女性アイドルの“駅名間違い”はなぜ起こり続けるのか? トラブルを楽しむファンの寛容さにも注目

アイドルの“駅名間違い”なぜ起こり続ける?

本番直前に会場入りすることが一因?

 アイドル界で駅名間違いが繰り返される大きな理由はもちろん、駅名の字面がよく似ているからだ。だが、間違えたとしても、時間に余裕を持って行動していたら対処できる。アイドルのことを知らない人は「ライブに出るんだったら、早めに会場へ入ってリハーサルをするんじゃないのか。もし間違えたとしても本番には間に合うのでは?」と考えるかもしれない。

 ただ、アイドルイベントは出演者が10組以上のものも多く、朝から晩にかけて開催。リハーサルを行うにしても朝の早い時間になってしまうため、例えば夕方以降に出演する場合は時間が空きすぎてしまう。しかもアイドルグループは大人数なので楽屋が混雑しやすく、入れ替わりで利用しなければならない。長い時間、楽屋にとどまれないのだ。そういった事情から、複数のアイドルが出演するイベントではリハーサルをやらず、会場入りも本番の1、2時間前になるケースがある。

 また土日となれば1日に2、3本のライブに出演することも当たり前。体力的にもハードだ。運営スタッフ側からすれば「会場入りをギリギリにして、できるだけ休んでもらいたい」という気持ちがあるのかもしれない。

アイドルファン特有のトラブルを楽しむ性質

 そして、こういった駅名間違いに対するファンの寛容さも見逃してはならない。筑後ののかが新高島駅と新高島平駅を誤った際、ツイートのリプライには「伝説ができたってことで、前向きに行こう」「『タモリ倶楽部』から出演依頼される案件」「なかなか斬新な間違え方で感心」など好意的とも受け取れる反応が目立った。

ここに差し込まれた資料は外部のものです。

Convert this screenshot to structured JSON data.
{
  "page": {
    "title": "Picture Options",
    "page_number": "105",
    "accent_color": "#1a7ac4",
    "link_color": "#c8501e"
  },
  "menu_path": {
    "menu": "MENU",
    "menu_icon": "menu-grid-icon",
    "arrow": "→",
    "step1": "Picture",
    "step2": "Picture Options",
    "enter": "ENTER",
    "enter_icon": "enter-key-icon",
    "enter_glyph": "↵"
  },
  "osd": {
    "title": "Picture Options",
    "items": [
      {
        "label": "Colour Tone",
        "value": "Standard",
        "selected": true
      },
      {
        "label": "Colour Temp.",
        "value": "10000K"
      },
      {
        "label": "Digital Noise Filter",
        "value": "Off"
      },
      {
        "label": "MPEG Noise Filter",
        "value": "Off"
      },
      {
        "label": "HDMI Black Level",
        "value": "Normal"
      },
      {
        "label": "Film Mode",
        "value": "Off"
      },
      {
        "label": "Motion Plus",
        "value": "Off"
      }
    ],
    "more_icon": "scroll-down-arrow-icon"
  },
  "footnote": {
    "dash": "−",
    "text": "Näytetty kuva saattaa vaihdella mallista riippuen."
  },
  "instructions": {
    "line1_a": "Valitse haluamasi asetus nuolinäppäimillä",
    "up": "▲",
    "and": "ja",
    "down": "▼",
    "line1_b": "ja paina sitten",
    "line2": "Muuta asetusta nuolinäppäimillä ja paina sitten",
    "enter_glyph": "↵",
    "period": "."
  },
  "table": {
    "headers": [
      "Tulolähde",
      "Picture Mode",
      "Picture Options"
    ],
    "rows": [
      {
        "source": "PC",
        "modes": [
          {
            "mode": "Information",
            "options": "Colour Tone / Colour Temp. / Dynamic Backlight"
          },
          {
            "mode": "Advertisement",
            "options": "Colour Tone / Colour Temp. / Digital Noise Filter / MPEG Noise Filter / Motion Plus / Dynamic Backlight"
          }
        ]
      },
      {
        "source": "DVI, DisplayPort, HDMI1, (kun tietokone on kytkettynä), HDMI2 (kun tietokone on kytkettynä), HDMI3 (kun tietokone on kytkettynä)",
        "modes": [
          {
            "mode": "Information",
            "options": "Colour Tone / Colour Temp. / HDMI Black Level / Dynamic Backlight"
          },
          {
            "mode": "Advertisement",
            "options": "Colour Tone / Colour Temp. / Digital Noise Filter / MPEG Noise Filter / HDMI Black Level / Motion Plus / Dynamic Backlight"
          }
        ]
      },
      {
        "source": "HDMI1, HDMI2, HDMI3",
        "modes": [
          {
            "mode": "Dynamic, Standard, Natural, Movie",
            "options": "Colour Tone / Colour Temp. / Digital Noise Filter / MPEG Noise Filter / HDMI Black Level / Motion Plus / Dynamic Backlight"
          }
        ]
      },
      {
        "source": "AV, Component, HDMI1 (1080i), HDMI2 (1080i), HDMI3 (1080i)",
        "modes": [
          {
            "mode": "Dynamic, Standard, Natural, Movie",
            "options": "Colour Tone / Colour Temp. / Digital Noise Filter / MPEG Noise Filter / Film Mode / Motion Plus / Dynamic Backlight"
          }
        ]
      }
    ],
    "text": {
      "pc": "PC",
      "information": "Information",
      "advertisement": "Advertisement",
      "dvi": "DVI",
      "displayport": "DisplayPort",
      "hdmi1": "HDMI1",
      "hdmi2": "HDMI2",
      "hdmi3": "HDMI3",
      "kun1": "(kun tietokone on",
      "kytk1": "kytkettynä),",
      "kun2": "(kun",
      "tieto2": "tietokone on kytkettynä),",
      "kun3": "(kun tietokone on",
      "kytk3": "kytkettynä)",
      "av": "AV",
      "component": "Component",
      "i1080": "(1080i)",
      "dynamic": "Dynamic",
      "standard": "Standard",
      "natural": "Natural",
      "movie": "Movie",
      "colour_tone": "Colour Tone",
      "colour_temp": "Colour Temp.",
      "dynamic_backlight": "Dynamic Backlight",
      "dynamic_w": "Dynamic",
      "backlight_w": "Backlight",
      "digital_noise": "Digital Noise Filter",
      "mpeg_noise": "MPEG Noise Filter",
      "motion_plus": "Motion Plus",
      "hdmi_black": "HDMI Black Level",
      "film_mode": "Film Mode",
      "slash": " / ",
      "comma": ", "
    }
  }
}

 2018年の小室あいかのときも、「涙が止まらない。もう本当にヤダ。今すぐ穴の中へ消えていきたい」と自己嫌悪する彼女のツイートに対して、「今は辛いけど後で笑い話になるから」「ライブは出られなかったけど、1万リツイートいって世間に名前を売ることはできたじゃん。元気出して!」と励ましのコメントが相次いだ。

 どんなことがあっても“推し”を支え続けるアイドルファンの深い愛情が、駅を間違えてライブに出られずに落ち込む彼女たちのマイナス感情をやわらげる。何より、アイドルファンはトラブルやハプニングも楽しむことができる特有の性質を持っている。観客がガラガラの“過疎現場”にゾクゾクしたり、悪天候の野外ライブで張り切ったり。おそらく、ほとんどのアイドルファンが一度はそういう現場を経験している。だからこそ、こういった駅名間違いをネタ化できるのかもしれない。

 駅を間違えたアイドルたちの当時の焦りは相当なものだっただろう。自分を責めてしまうのも仕方がない。ただファンは、ライブが毎週あり、合間にダンスや歌のレッスンも行い、ほかにも遠征の際には車で長距離移動し、人によっては普段は仕事や学校へ行っていることも知っている。ハードな日々を送りながら自分たちを目いっぱい楽しませてくれていることを考えたら、ミスすらも愛おしいのではないだろうか。